Crooked Letters Come to Terms Among the Kudzu

Normally I don’t read popular novels but then again I am not normal. I’m usually off on some quirky tangent, perhaps pouncing on the findings of the Higg’s Boson or pondering The Closing of the American Mind (Allan Bloom) or simply playing the role of suburban scofflaw.  But a recent novel’s cover appeared in the periphery of my imagination as I sauntered by a Barnes & Noble’ book table.

 I have long been drawn to the droll humor and sardonic wit of southern writers such as Wendell Berry, Flannery O’Connor, William Gay, Barry Hannah…there are too many to name here.  So it was the name of the author, “Tom Franklin” that pulled me over to the curb, so to speak. 

Tom is a contributor to the Oxford American Magazine, The Southern Magazine of Good Writing to which I subscribe. It was from the In the Best of The South 2012 issue of that same magazine that I learned about Tom Franklin’s “notoriety.”  There, columnist Jack Pendarvis penned “I Don’t Hate it!  Kickin’ it with Kelly Hogan.  In his own tongue-in-cheek jaded way Pendarvis starts:

 “1)  Tom Franklin. Tom Franklin. Tom Franklin. Tom Franklin.  I have three items worthy of the “Best of the South,” and the greatest of these is novelist Tom Franklin.  Really, all of them are Tom Franklin.  As has been pointed out to me by Tom Franklin, Tom Franklin has been present at almost all the events described in this space since the inception of my column.  For example, his wife Beth Ann Fennelly may make a witty quip while Tom stands at some distance away, nodding encouragingly.  It’s true that I mention Beth Ann frequently here, yet never Tom, nor his superlative nodding.  The occasion that seems to bother him most grievously is the time he was driving the car while Beth Ann and I were exchanging our famous witty quips and he was just nodding away to beat the band and nobody cared.”

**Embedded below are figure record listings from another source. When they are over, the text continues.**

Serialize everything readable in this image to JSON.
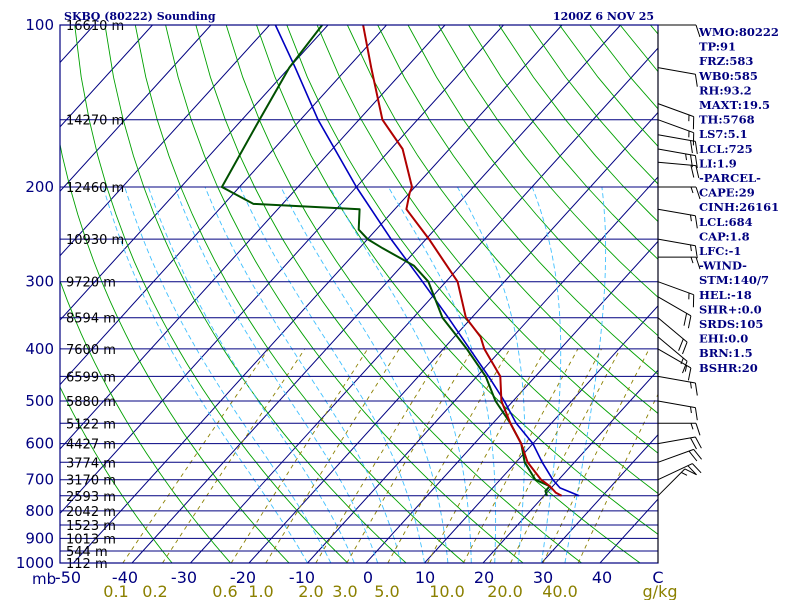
{
  "header": {
    "station": "SKBQ (80222) Sounding",
    "time": "1200Z  6 NOV 25"
  },
  "chart_data": {
    "type": "skew-t",
    "title": "SKBQ (80222) Sounding",
    "valid_time": "1200Z  6 NOV 25",
    "p_top": 100,
    "p_bottom": 1000,
    "pressure_ticks": [
      100,
      200,
      300,
      400,
      500,
      600,
      700,
      800,
      900,
      1000
    ],
    "pressure_unit_label": "mb",
    "height_labels": [
      {
        "p": 100,
        "label": "16610 m"
      },
      {
        "p": 150,
        "label": "14270 m"
      },
      {
        "p": 200,
        "label": "12460 m"
      },
      {
        "p": 250,
        "label": "10930 m"
      },
      {
        "p": 300,
        "label": "9720 m"
      },
      {
        "p": 350,
        "label": "8594 m"
      },
      {
        "p": 400,
        "label": "7600 m"
      },
      {
        "p": 450,
        "label": "6599 m"
      },
      {
        "p": 500,
        "label": "5880 m"
      },
      {
        "p": 550,
        "label": "5122 m"
      },
      {
        "p": 600,
        "label": "4427 m"
      },
      {
        "p": 650,
        "label": "3774 m"
      },
      {
        "p": 700,
        "label": "3170 m"
      },
      {
        "p": 750,
        "label": "2593 m"
      },
      {
        "p": 800,
        "label": "2042 m"
      },
      {
        "p": 850,
        "label": "1523 m"
      },
      {
        "p": 900,
        "label": "1013 m"
      },
      {
        "p": 950,
        "label": "544 m"
      },
      {
        "p": 1000,
        "label": "112 m"
      }
    ],
    "temperature_ticks": [
      "-50",
      "-40",
      "-30",
      "-20",
      "-10",
      "0",
      "10",
      "20",
      "30",
      "40",
      "C"
    ],
    "mixing_ratio_ticks": [
      "0.1",
      "0.2",
      "0.6",
      "1.0",
      "2.0",
      "3.0",
      "5.0",
      "10.0",
      "20.0",
      "40.0",
      "g/kg"
    ],
    "temperature_profile": [
      {
        "p": 750,
        "t": 23
      },
      {
        "p": 740,
        "t": 21.5
      },
      {
        "p": 720,
        "t": 19.5
      },
      {
        "p": 700,
        "t": 17
      },
      {
        "p": 650,
        "t": 12
      },
      {
        "p": 600,
        "t": 8
      },
      {
        "p": 550,
        "t": 3
      },
      {
        "p": 500,
        "t": -2
      },
      {
        "p": 450,
        "t": -6
      },
      {
        "p": 400,
        "t": -13
      },
      {
        "p": 380,
        "t": -15.5
      },
      {
        "p": 350,
        "t": -21
      },
      {
        "p": 300,
        "t": -28
      },
      {
        "p": 250,
        "t": -39.5
      },
      {
        "p": 220,
        "t": -48
      },
      {
        "p": 205,
        "t": -50
      },
      {
        "p": 200,
        "t": -50.5
      },
      {
        "p": 170,
        "t": -58
      },
      {
        "p": 150,
        "t": -66
      },
      {
        "p": 120,
        "t": -76
      },
      {
        "p": 100,
        "t": -84
      }
    ],
    "dewpoint_profile": [
      {
        "p": 750,
        "t": 20.5
      },
      {
        "p": 735,
        "t": 19.5
      },
      {
        "p": 720,
        "t": 19.5
      },
      {
        "p": 700,
        "t": 16
      },
      {
        "p": 650,
        "t": 11.5
      },
      {
        "p": 600,
        "t": 8
      },
      {
        "p": 550,
        "t": 3
      },
      {
        "p": 500,
        "t": -3
      },
      {
        "p": 450,
        "t": -8.5
      },
      {
        "p": 400,
        "t": -16
      },
      {
        "p": 350,
        "t": -25
      },
      {
        "p": 300,
        "t": -33
      },
      {
        "p": 280,
        "t": -38
      },
      {
        "p": 260,
        "t": -46
      },
      {
        "p": 250,
        "t": -50
      },
      {
        "p": 240,
        "t": -53
      },
      {
        "p": 220,
        "t": -56
      },
      {
        "p": 215,
        "t": -75
      },
      {
        "p": 200,
        "t": -83
      },
      {
        "p": 150,
        "t": -87
      },
      {
        "p": 120,
        "t": -90
      },
      {
        "p": 100,
        "t": -91
      }
    ],
    "parcel_profile": [
      {
        "p": 750,
        "t": 26
      },
      {
        "p": 725,
        "t": 21.5
      },
      {
        "p": 700,
        "t": 19
      },
      {
        "p": 650,
        "t": 14.5
      },
      {
        "p": 600,
        "t": 10
      },
      {
        "p": 550,
        "t": 4
      },
      {
        "p": 500,
        "t": -1.5
      },
      {
        "p": 450,
        "t": -8
      },
      {
        "p": 400,
        "t": -15.5
      },
      {
        "p": 350,
        "t": -24
      },
      {
        "p": 300,
        "t": -34
      },
      {
        "p": 250,
        "t": -46
      },
      {
        "p": 200,
        "t": -60
      },
      {
        "p": 150,
        "t": -77
      },
      {
        "p": 120,
        "t": -89
      },
      {
        "p": 100,
        "t": -99
      }
    ],
    "wind_barbs": [
      {
        "p": 100,
        "dir": 90,
        "spd": 10
      },
      {
        "p": 120,
        "dir": 100,
        "spd": 10
      },
      {
        "p": 140,
        "dir": 110,
        "spd": 15
      },
      {
        "p": 150,
        "dir": 110,
        "spd": 15
      },
      {
        "p": 160,
        "dir": 100,
        "spd": 20
      },
      {
        "p": 170,
        "dir": 100,
        "spd": 25
      },
      {
        "p": 180,
        "dir": 95,
        "spd": 20
      },
      {
        "p": 200,
        "dir": 90,
        "spd": 15
      },
      {
        "p": 220,
        "dir": 100,
        "spd": 15
      },
      {
        "p": 250,
        "dir": 100,
        "spd": 15
      },
      {
        "p": 270,
        "dir": 90,
        "spd": 15
      },
      {
        "p": 300,
        "dir": 110,
        "spd": 15
      },
      {
        "p": 320,
        "dir": 120,
        "spd": 20
      },
      {
        "p": 350,
        "dir": 130,
        "spd": 20
      },
      {
        "p": 380,
        "dir": 130,
        "spd": 15
      },
      {
        "p": 400,
        "dir": 120,
        "spd": 15
      },
      {
        "p": 450,
        "dir": 100,
        "spd": 15
      },
      {
        "p": 500,
        "dir": 100,
        "spd": 15
      },
      {
        "p": 550,
        "dir": 90,
        "spd": 15
      },
      {
        "p": 600,
        "dir": 80,
        "spd": 20
      },
      {
        "p": 650,
        "dir": 70,
        "spd": 20
      },
      {
        "p": 700,
        "dir": 65,
        "spd": 20
      },
      {
        "p": 750,
        "dir": 45,
        "spd": 15
      }
    ]
  },
  "indices": [
    "WMO:80222",
    "TP:91",
    "FRZ:583",
    "WB0:585",
    "RH:93.2",
    "MAXT:19.5",
    "TH:5768",
    "LS7:5.1",
    "LCL:725",
    "LI:1.9",
    "-PARCEL-",
    "CAPE:29",
    "CINH:26161",
    "LCL:684",
    "CAP:1.8",
    "LFC:-1",
    "-WIND-",
    "STM:140/7",
    "HEL:-18",
    "SHR+:0.0",
    "SRDS:105",
    "EHI:0.0",
    "BRN:1.5",
    "BSHR:20"
  ],
  "colors": {
    "frame": "#000080",
    "isobar": "#000080",
    "isotherm": "#000080",
    "dry_adiabat": "#00a000",
    "moist_adiabat": "#40c0ff",
    "mixing_ratio": "#8b8000",
    "temperature": "#b00000",
    "dewpoint": "#005000",
    "parcel": "#0000c0",
    "barb": "#000000",
    "index_text": "#000080"
  }
}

2)      Testicles. …This guy Andrew Zimmerman blew through town a little while back…I had some yogurt that evening and said to my wife, “Sweetie, you know what this needs?  Testicles!”

“I’ll tell you who else has testicles:  Tom Franklin.”

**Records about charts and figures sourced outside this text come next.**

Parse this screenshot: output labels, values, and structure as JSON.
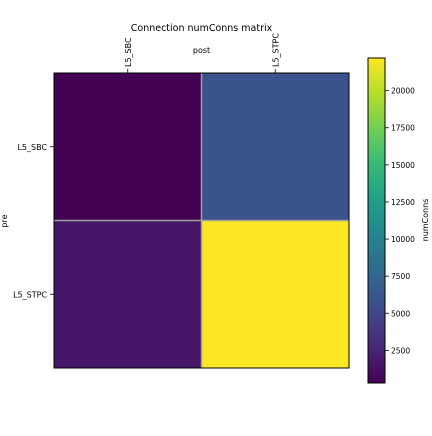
{
  "chart_data": {
    "type": "heatmap",
    "title": "Connection numConns matrix",
    "xlabel": "post",
    "ylabel": "pre",
    "x_categories": [
      "L5_SBC",
      "L5_STPC"
    ],
    "y_categories": [
      "L5_SBC",
      "L5_STPC"
    ],
    "values": [
      [
        300,
        6000
      ],
      [
        1700,
        22200
      ]
    ],
    "colormap": "viridis",
    "colorbar": {
      "label": "numConns",
      "range": [
        300,
        22200
      ],
      "ticks": [
        2500,
        5000,
        7500,
        10000,
        12500,
        15000,
        17500,
        20000,
        22500
      ],
      "tick_labels": [
        "2500",
        "5000",
        "7500",
        "10000",
        "12500",
        "15000",
        "17500",
        "20000",
        ""
      ]
    },
    "cell_border_color": "#a0a0a0",
    "grid": false
  }
}
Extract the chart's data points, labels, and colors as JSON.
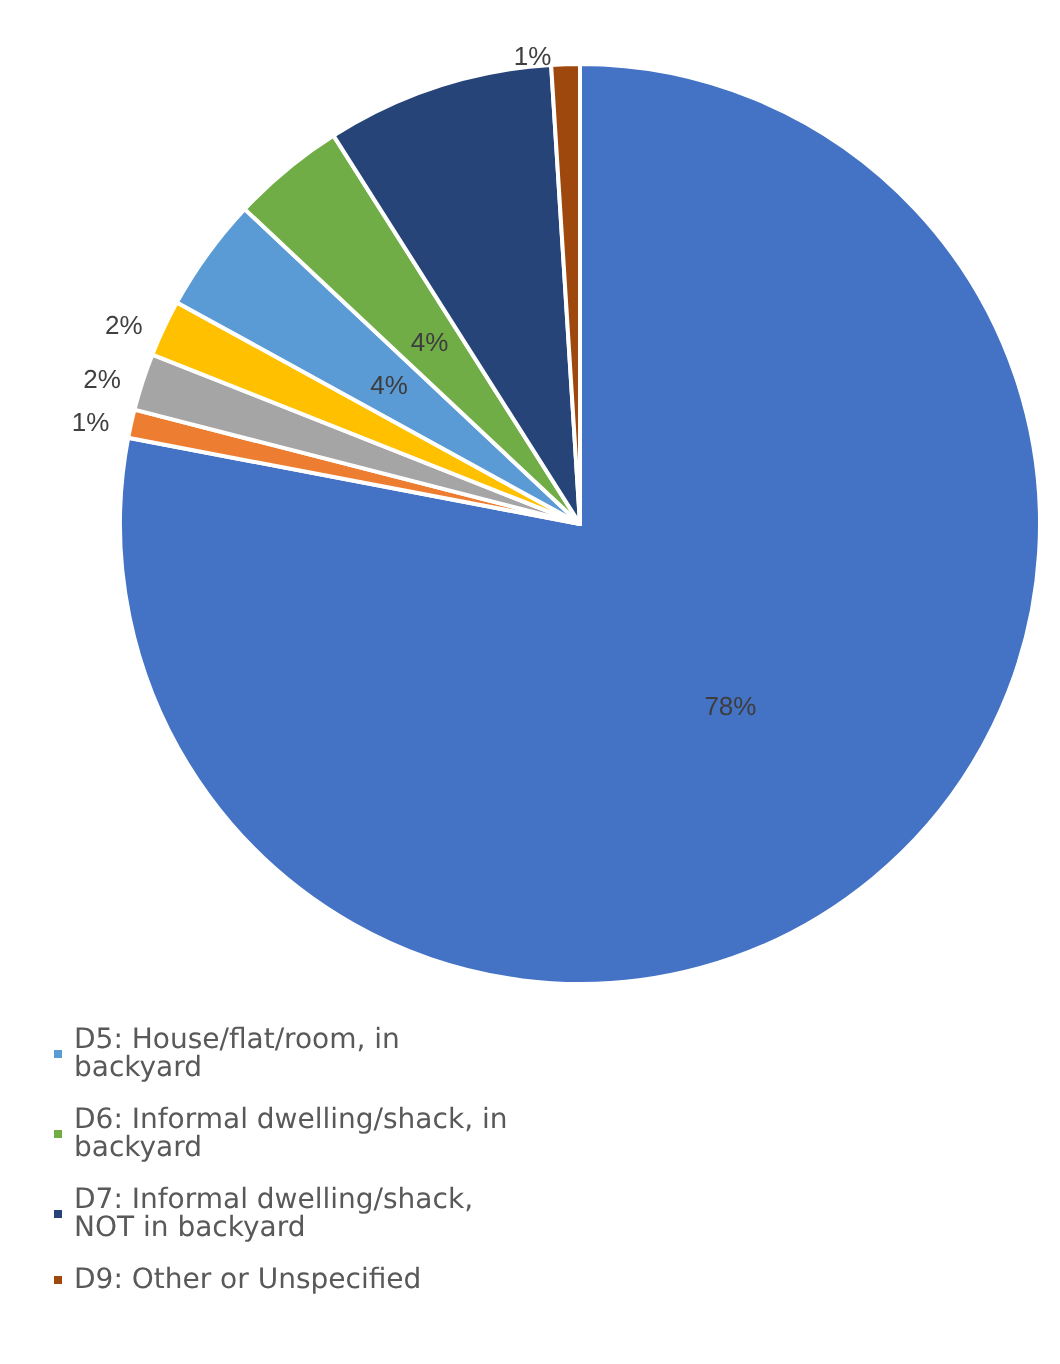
{
  "chart_data": {
    "type": "pie",
    "categories": [
      null,
      null,
      null,
      null,
      "D5: House/flat/room, in backyard",
      "D6: Informal dwelling/shack, in backyard",
      "D7: Informal dwelling/shack, NOT in backyard",
      "D9: Other or Unspecified"
    ],
    "values": [
      78,
      1,
      2,
      2,
      4,
      4,
      8,
      1
    ],
    "value_labels": [
      "78%",
      "1%",
      "2%",
      "2%",
      "4%",
      "4%",
      null,
      "1%"
    ],
    "colors": [
      "#4472c4",
      "#ed7d31",
      "#a5a5a5",
      "#ffc000",
      "#5b9bd5",
      "#70ad47",
      "#264478",
      "#9e480e"
    ],
    "legend": "bottom left"
  }
}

3)      “…Kelly Hogan…has been a musician most of her life, and her best music is characterized by that mix of sparkle and danger.”

 

“Crooked Letter, Crooked Letter” is the title of the book I read by Tom Franklin. The story resides mostly around the hamlet of Chabot, Mississippi (are you seeing it?).

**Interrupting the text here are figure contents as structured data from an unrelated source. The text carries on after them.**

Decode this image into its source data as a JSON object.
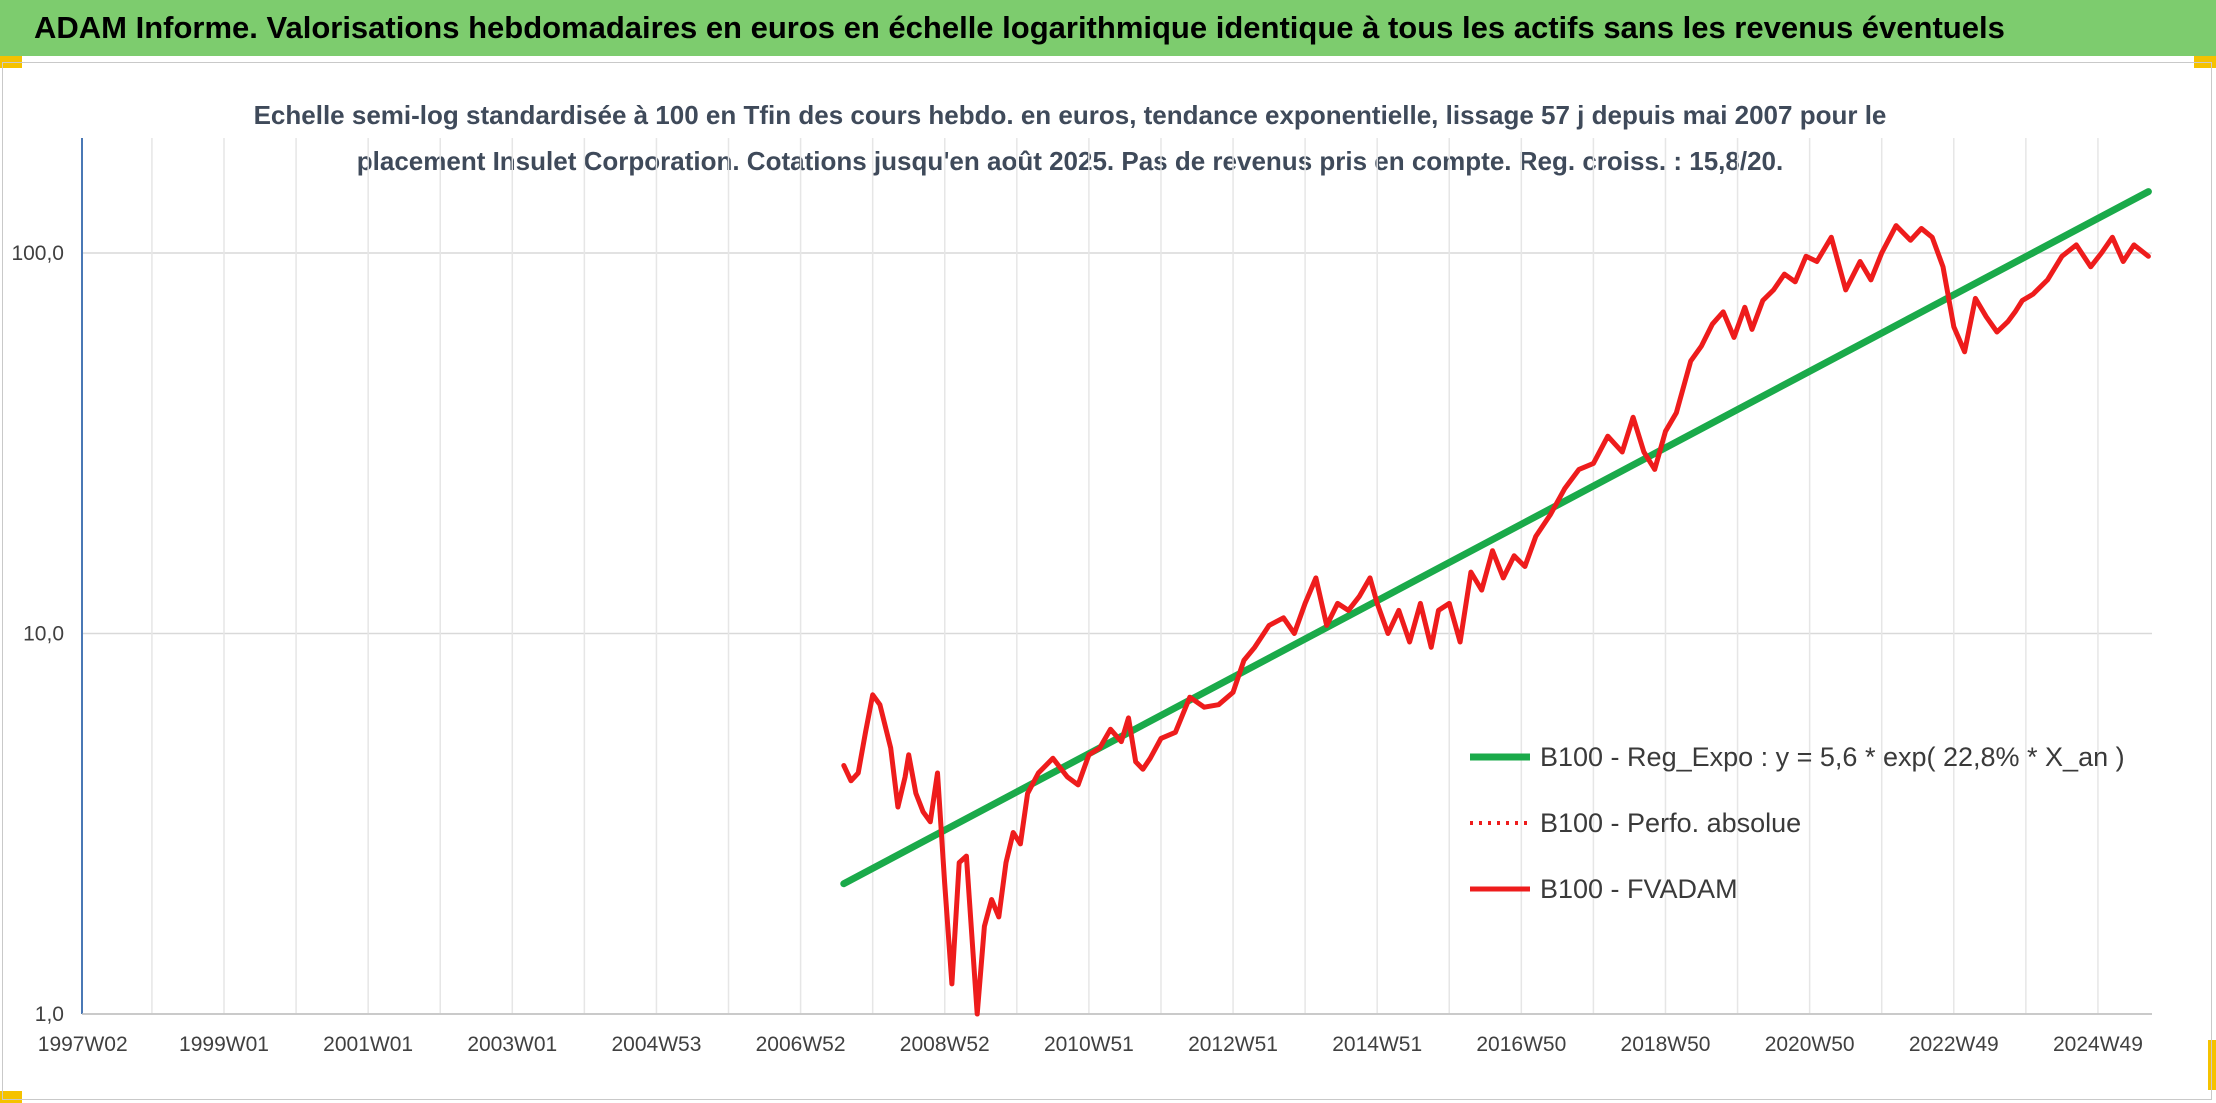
{
  "header": {
    "title": "ADAM Informe. Valorisations hebdomadaires en euros en échelle logarithmique identique à tous les actifs sans les revenus éventuels"
  },
  "chart_data": {
    "type": "line",
    "title_line1": "Echelle semi-log standardisée à 100 en Tfin des cours hebdo. en euros, tendance exponentielle, lissage 57 j depuis mai 2007 pour le",
    "title_line2": "placement Insulet Corporation.  Cotations jusqu'en août 2025. Pas de revenus pris en compte. Reg. croiss. : 15,8/20.",
    "y_scale": "log",
    "ylim": [
      1,
      180
    ],
    "y_ticks": [
      {
        "value": 1,
        "label": "1,0"
      },
      {
        "value": 10,
        "label": "10,0"
      },
      {
        "value": 100,
        "label": "100,0"
      }
    ],
    "x_range": [
      1997.03,
      2025.75
    ],
    "x_ticks": [
      {
        "value": 1997.04,
        "label": "1997W02"
      },
      {
        "value": 1999.0,
        "label": "1999W01"
      },
      {
        "value": 2001.0,
        "label": "2001W01"
      },
      {
        "value": 2003.0,
        "label": "2003W01"
      },
      {
        "value": 2005.0,
        "label": "2004W53"
      },
      {
        "value": 2007.0,
        "label": "2006W52"
      },
      {
        "value": 2009.0,
        "label": "2008W52"
      },
      {
        "value": 2011.0,
        "label": "2010W51"
      },
      {
        "value": 2013.0,
        "label": "2012W51"
      },
      {
        "value": 2015.0,
        "label": "2014W51"
      },
      {
        "value": 2017.0,
        "label": "2016W50"
      },
      {
        "value": 2019.0,
        "label": "2018W50"
      },
      {
        "value": 2021.0,
        "label": "2020W50"
      },
      {
        "value": 2023.0,
        "label": "2022W49"
      },
      {
        "value": 2025.0,
        "label": "2024W49"
      }
    ],
    "grid": true,
    "legend_position": "bottom-right",
    "series": [
      {
        "name": "B100 - Reg_Expo : y = 5,6 * exp( 22,8% *  X_an )",
        "color": "#1aaa4a",
        "style": "solid",
        "x": [
          2007.6,
          2025.7
        ],
        "y": [
          2.2,
          145
        ]
      },
      {
        "name": "B100 - Perfo. absolue",
        "color": "#ee1c1c",
        "style": "dotted",
        "x": [],
        "y": []
      },
      {
        "name": "B100 - FVADAM",
        "color": "#ee1c1c",
        "style": "solid",
        "x": [
          2007.6,
          2007.7,
          2007.8,
          2007.9,
          2008.0,
          2008.1,
          2008.25,
          2008.35,
          2008.45,
          2008.5,
          2008.6,
          2008.7,
          2008.8,
          2008.9,
          2009.0,
          2009.1,
          2009.2,
          2009.3,
          2009.45,
          2009.55,
          2009.65,
          2009.75,
          2009.85,
          2009.95,
          2010.05,
          2010.15,
          2010.3,
          2010.5,
          2010.7,
          2010.85,
          2011.0,
          2011.15,
          2011.3,
          2011.45,
          2011.55,
          2011.65,
          2011.75,
          2011.85,
          2012.0,
          2012.2,
          2012.4,
          2012.6,
          2012.8,
          2013.0,
          2013.15,
          2013.3,
          2013.5,
          2013.7,
          2013.85,
          2014.0,
          2014.15,
          2014.3,
          2014.45,
          2014.6,
          2014.75,
          2014.9,
          2015.0,
          2015.15,
          2015.3,
          2015.45,
          2015.6,
          2015.75,
          2015.85,
          2016.0,
          2016.15,
          2016.3,
          2016.45,
          2016.6,
          2016.75,
          2016.9,
          2017.05,
          2017.2,
          2017.4,
          2017.6,
          2017.8,
          2018.0,
          2018.2,
          2018.4,
          2018.55,
          2018.7,
          2018.85,
          2019.0,
          2019.15,
          2019.35,
          2019.5,
          2019.65,
          2019.8,
          2019.95,
          2020.1,
          2020.2,
          2020.35,
          2020.5,
          2020.65,
          2020.8,
          2020.95,
          2021.1,
          2021.3,
          2021.5,
          2021.7,
          2021.85,
          2022.0,
          2022.2,
          2022.4,
          2022.55,
          2022.7,
          2022.85,
          2023.0,
          2023.15,
          2023.3,
          2023.45,
          2023.6,
          2023.75,
          2023.85,
          2023.95,
          2024.1,
          2024.3,
          2024.5,
          2024.7,
          2024.9,
          2025.05,
          2025.2,
          2025.35,
          2025.5,
          2025.7
        ],
        "y": [
          4.5,
          4.1,
          4.3,
          5.5,
          6.9,
          6.5,
          5.0,
          3.5,
          4.2,
          4.8,
          3.8,
          3.4,
          3.2,
          4.3,
          2.2,
          1.2,
          2.5,
          2.6,
          1.0,
          1.7,
          2.0,
          1.8,
          2.5,
          3.0,
          2.8,
          3.8,
          4.3,
          4.7,
          4.2,
          4.0,
          4.8,
          5.0,
          5.6,
          5.2,
          6.0,
          4.6,
          4.4,
          4.7,
          5.3,
          5.5,
          6.8,
          6.4,
          6.5,
          7.0,
          8.5,
          9.2,
          10.5,
          11.0,
          10.0,
          12.0,
          14.0,
          10.5,
          12.0,
          11.5,
          12.5,
          14.0,
          12.0,
          10.0,
          11.5,
          9.5,
          12.0,
          9.2,
          11.5,
          12.0,
          9.5,
          14.5,
          13.0,
          16.5,
          14.0,
          16.0,
          15.0,
          18.0,
          20.5,
          24.0,
          27.0,
          28.0,
          33.0,
          30.0,
          37.0,
          30.0,
          27.0,
          34.0,
          38.0,
          52.0,
          57.0,
          65.0,
          70.0,
          60.0,
          72.0,
          63.0,
          75.0,
          80.0,
          88.0,
          84.0,
          98.0,
          95.0,
          110.0,
          80.0,
          95.0,
          85.0,
          100.0,
          118.0,
          108.0,
          116.0,
          110.0,
          92.0,
          64.0,
          55.0,
          76.0,
          68.0,
          62.0,
          66.0,
          70.0,
          75.0,
          78.0,
          85.0,
          98.0,
          105.0,
          92.0,
          100.0,
          110.0,
          95.0,
          105.0,
          98.0
        ]
      }
    ]
  }
}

 I’m not going to give out a lot of the story. In fact, I’ll just give a line about the characters. I’ll not tell you the ending. You’ll have to read the whodunit yourself.

 Main characters:  Two boys grow up in parallel worlds:  “Scary” Larry Ott (a lover of Stephen King stories, the Night Shift collection in particular) and Silas, later to be known as “Constable” or “32.”

The story delves into friendship, murder and mystery, all offered up with plenty of sensate details doing their Siren’s work – luring the readers into the story and holding them to the end. Here’s one evocative excerpt from Chapter Eight:

“Angie ignored her but started on the food, opening the mustard packets and squeezing them onto her plate for her French fries, chewing her hamburger slowly, sipping her Diet Coke through her straw as Silas told how, at first, he’d been shocked how quiet the woods seemed compared to Chicago, no crowds, car horns, sirens, no el trains clacking by.  But in the woods, if you stopped, if you grew still, you’d hear a whole set of sounds, wind rasping though silhouetted leaves and the cries and chatter of blue jays and brown thrashers and redbirds and sparrows, the calling of crows and hawks, squirrels barking, frogs burping, the far baying of dogs, armadillos snorkeling though dead leaves and dozens of other noises he slowly learned to identify.  He found he’d never seen real darkness, not in the city, but how, if you stood peeing off the cabin porch on a moonless night, or took a walk though the woods where the treetops stitched out the stars, you could almost forget you were there, you felt invisible.  Country dark, his mother called it.”

 Let me know what you think about the book with your comments.

 (A personal note:  Though I liked the intertwining stories of the two boys and the southern fabric of this woven tale – the crooked letters find redemption among the kudzu – I am again saddened by the way fathers are depicted:  alcoholic, abusive, absent. There are so many good men in the world and yet the same old broken antagonists are used to generate sympathy for the characters. Enough already.)